とある理由とは、冒頭の「ペニーレインでバーボン」の歌詞にある。「つんぼ桟敷」という単語があるのだが、これが差別用語として引っかかるらしいのだ。事実、この歌詞のこの部分のお陰で、何かとややこしいことに巻き込まれてきたらしく、吉田拓郎サイドは、もう懲り懲りという感じで、今もって全く再発される気配は無い。

しかし、このアルバムは吉田拓郎の大名盤である。アルバムとして聴きたい。中古LPを探し回った。しかし、このアルバムは吉田拓郎の大人気盤である。なかなか見つからない。これはどうも駄目かなあ、と思い始めた頃、近くに個人でLPなどを不用品販売っぽく、商売気無く、適当に売っているお店を嫁はんが見つけてきた。
 

Jinsei_katarazu

 
どうせ大したものは無いやろうな、と期待もせずに冷やかし始めたら、なんと吉田拓郎の『今はまだ人生を語らず』が、美品であるじゃないですか。しかも値段は800円。ビックリしつつ、その驚きを悟られないよう平静を装いながら、なんと本当に800円でゲット。盤の状態も極上。ジャケットも極上。凄くラッキーな買い物だった。

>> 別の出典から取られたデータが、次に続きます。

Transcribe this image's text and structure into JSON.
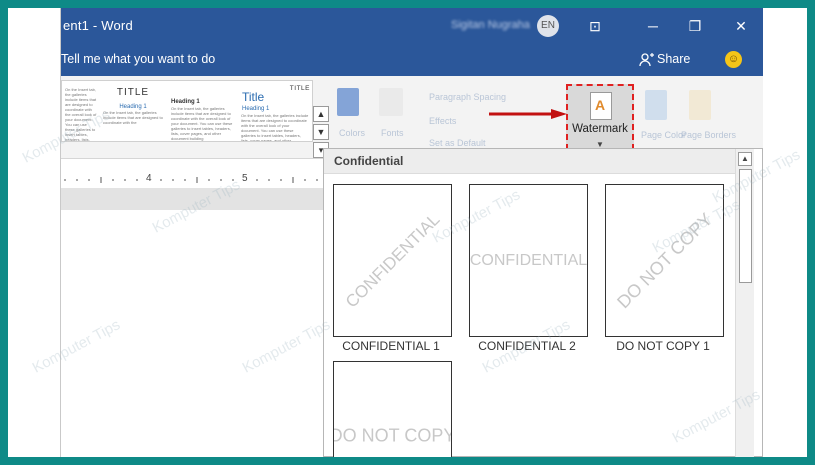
{
  "app": {
    "title": "ent1  -  Word",
    "user_name": "Sigitan Nugraha",
    "language": "EN",
    "window_controls": {
      "restore_ribbon": "⊡",
      "minimize": "─",
      "maximize": "❐",
      "close": "✕"
    }
  },
  "menubar": {
    "tell_me": "Tell me what you want to do",
    "share": "Share",
    "share_icon": "person-add-icon",
    "smiley_icon": "smiley-icon"
  },
  "ribbon": {
    "styles": [
      {
        "heading": "",
        "body": "On the Insert tab, the galleries include items that are designed to coordinate with the overall look of your document. You can use these galleries to insert tables, headers, lists, cover pages."
      },
      {
        "heading": "TITLE",
        "sub": "Heading 1",
        "body": "On the Insert tab, the galleries include items that are designed to coordinate with the"
      },
      {
        "heading": "Heading 1",
        "body": "On the Insert tab, the galleries include items that are designed to coordinate with the overall look of your document. You can use these galleries to insert tables, headers, lists, cover pages, and other document building"
      },
      {
        "heading": "Title",
        "sub": "Heading 1",
        "body": "On the Insert tab, the galleries include items that are designed to coordinate with the overall look of your document. You can use these galleries to insert tables, headers, lists, cover pages, and other document building"
      },
      {
        "heading": "TITLE",
        "body": ""
      }
    ],
    "paragraph_spacing": "Paragraph Spacing",
    "effects": "Effects",
    "set_as_default": "Set as Default",
    "colors": "Colors",
    "fonts": "Fonts",
    "watermark": "Watermark",
    "page_color": "Page Color",
    "page_borders": "Page Borders"
  },
  "ruler": {
    "marks": [
      "4",
      "5"
    ]
  },
  "gallery": {
    "section_title": "Confidential",
    "items": [
      {
        "caption": "CONFIDENTIAL 1",
        "text": "CONFIDENTIAL",
        "style": "diagonal"
      },
      {
        "caption": "CONFIDENTIAL 2",
        "text": "CONFIDENTIAL",
        "style": "horizontal"
      },
      {
        "caption": "DO NOT COPY 1",
        "text": "DO NOT COPY",
        "style": "diagonal"
      },
      {
        "caption": "",
        "text": "DO NOT COPY",
        "style": "horizontal"
      }
    ]
  },
  "site_watermark": "Komputer Tips",
  "colors": {
    "title_bar": "#2b579a",
    "frame": "#0e8a87",
    "highlight": "#e02020"
  }
}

そんなラッキーな経緯を経た音源データである。しかも、「aiff」形式で全く加工されていない音源。即、PCオーディオの環境にコピーして、早速、ハイレゾ仕様で聴いてみた。スピーカーから出てきた音は、LP時代の音、レコードプレイヤーの音、カートリッジの音である。優しく柔らかい、音のエッジが適度に丸い、LP時代の音である。

しかも、音の分離が良い。この『今はまだ人生を語らず』のアレンジを担当したのは、恐らく、あの松任谷正隆であろうと思われる(クレジットが無いけど、そうでしょう)。ヘッドアレンジっぽい、素晴らしいアレンジが、素晴らしいバックバンドの演奏で展開されている。

実に男気のある質実剛健な米国ルーツ・ロック風の音づくりで、基本的には、ボブ・ディランのバックバンドを勤めていた「ザ・バンド」風の音作り。渋く凝った音作りでチャラチャラしたところが全く無い。ストイックなまでの硬派なサウンド。参加ミュージシャンも、目を惹くビッグネームだけ拾ってみても、石川鷹彦、村上秀一、後藤次利・・・。凄いメンバーが集結して、よってたかって拓郎を惹き立てている。

目から鱗とはこのことで、ところどころで、こんな音が入っていたんやなあ、とか、この変態チックなベースラインはなんや、とか、ギターの伴奏フレーズが複雑怪奇やぞ、とか、今までの環境で気が付かなかった音に色々と気が付いた。特に、ドラムとベースの音が追い易くなった。「人生を語らず」のタイトなドラミングや、「襟裳岬」のベースラインなんて、もうそれはそれは痺れっぱなし。

いや〜素晴らしい音である。たまたま見つかった音源データで幸せな時間を過ごした土曜日の夕暮れ時でした。しかし、LP音源をPCで取り込んで、ハイレゾデータ化して、PCオーディオ環境で聴くって、結構いけるぞ。僕の手元には、未だCD化されない、ニューミュージック時代の名盤がLPとして数十枚眠っているが、もう一度、自らで、デジタル化に挑戦してみるか。

 
 

大震災から2年。でも、決して忘れない。まだ2年。常に関与し続ける。

がんばろう東北、がんばろう関東。自分の出来ることから復興に協力し続ける。